Conformational polymorphism in bicalutamide: a quantum chemical study

Abstract

Bicalutamide is an anti-neoplastic drug widely used for the treatment of prostate cancer and it exhibits conformational polymorphism. Three crystal structures of bicalutamide are reported as racemic mixtures, two of which are polymorphs. In addition, three co-crystals are also reported—two with organic coformers and one with adrenoreceptor (the macromolecular target). All the reported structures show significant conformational differences. Quantum chemical B3LYP/6-31+G(d,p) analysis has been carried out to understand the interplay of intra- and intermolecular interactions leading to the conformational preferences in this molecule. The difference between the two polymorphic forms has been traced to the C5–S8–C11–C12 torsional angle. Inside the cavity of androgen receptor, a completely different conformation is found but it does not correspond to any local minima on the potential energy surface of the drug.
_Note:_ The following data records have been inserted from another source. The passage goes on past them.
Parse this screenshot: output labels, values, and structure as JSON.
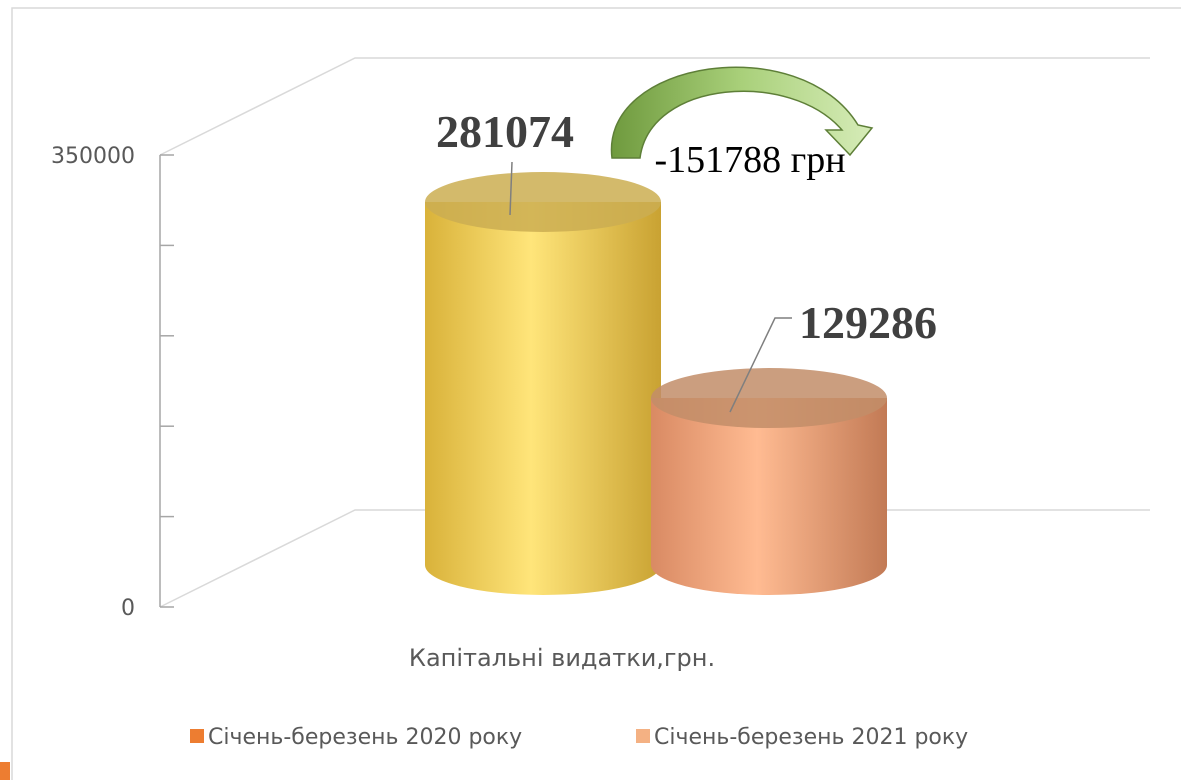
{
  "chart_data": {
    "type": "bar",
    "categories": [
      "Капітальні видатки,грн."
    ],
    "series": [
      {
        "name": "Січень-березень 2020 року",
        "color": "#ed7d31",
        "bar_color": "#ffd966",
        "values": [
          281074
        ]
      },
      {
        "name": "Січень-березень 2021 року",
        "color": "#f4b183",
        "bar_color": "#f4b183",
        "values": [
          129286
        ]
      }
    ],
    "ylim": [
      0,
      350000
    ],
    "yticks": [
      0,
      350000
    ],
    "yminorticks": [
      70000,
      140000,
      210000,
      280000
    ],
    "annotation": "-151788 грн",
    "legend": "bottom"
  }
}
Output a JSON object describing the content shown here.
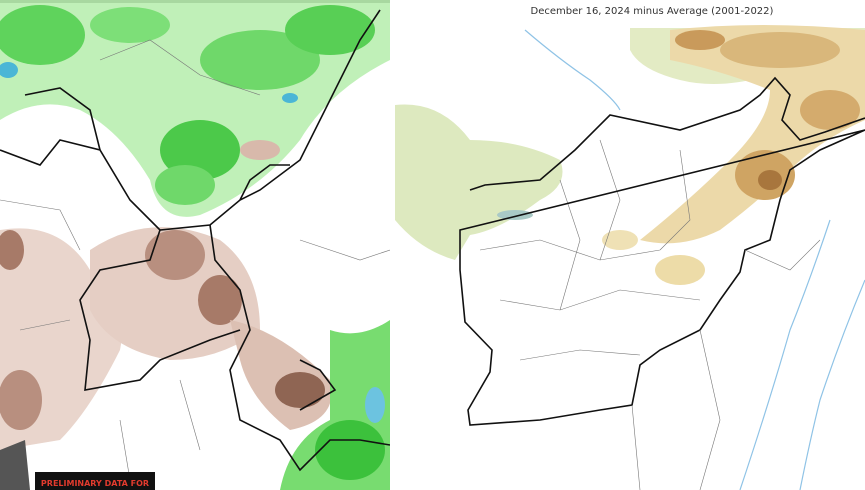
{
  "left_panel": {
    "label": "PRELIMINARY DATA FOR"
  },
  "right_panel": {
    "title": "December 16, 2024 minus Average (2001-2022)"
  }
}
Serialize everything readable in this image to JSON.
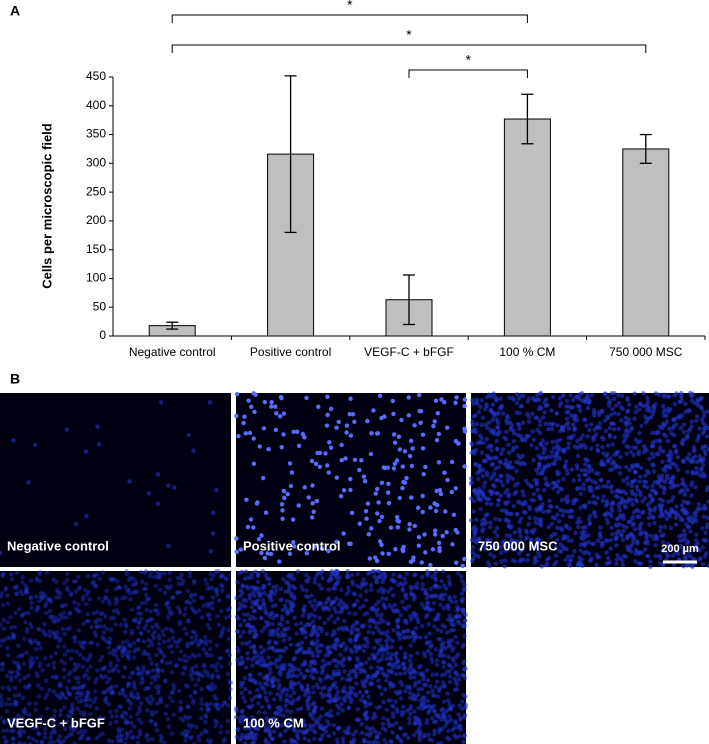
{
  "chart_data": {
    "type": "bar",
    "panel_label": "A",
    "y_label": "Cells per microscopic field",
    "categories": [
      "Negative control",
      "Positive control",
      "VEGF-C + bFGF",
      "100 % CM",
      "750 000 MSC"
    ],
    "values": [
      18,
      316,
      63,
      377,
      325
    ],
    "errors": [
      6,
      136,
      43,
      43,
      25
    ],
    "color": "#bfbfbf",
    "ylim": [
      0,
      450
    ],
    "yticks": [
      0,
      50,
      100,
      150,
      200,
      250,
      300,
      350,
      400,
      450
    ],
    "brackets": [
      {
        "between": [
          0,
          3
        ],
        "label": "*"
      },
      {
        "between": [
          0,
          4
        ],
        "label": "*"
      },
      {
        "between": [
          2,
          3
        ],
        "label": "*"
      }
    ]
  },
  "images_panel": {
    "panel_label": "B",
    "images": [
      {
        "label": "Negative control"
      },
      {
        "label": "Positive control"
      },
      {
        "label": "750 000 MSC"
      },
      {
        "label": "VEGF-C + bFGF"
      },
      {
        "label": "100 % CM"
      }
    ],
    "scale_bar": "200 µm"
  }
}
A relatively rigid torsional angle C11–C12–C15–N17 is also expected due to a strong five-membered ring intramolecular hydrogen bond (H–O13–C12–C15–O16), which has been reported to be desirable; quantum chemical analysis revealed that this rigidity is of the order of 11 kcal/mol. Ab initio calculations demonstrate that polymorphs and polymorphic co-crystals differ in the extent of intra- and intermolecular hydrogen bonding interactions. The strength of the intermolecular interactions associated with these structures is analyzed in terms of energy release due to dimerization.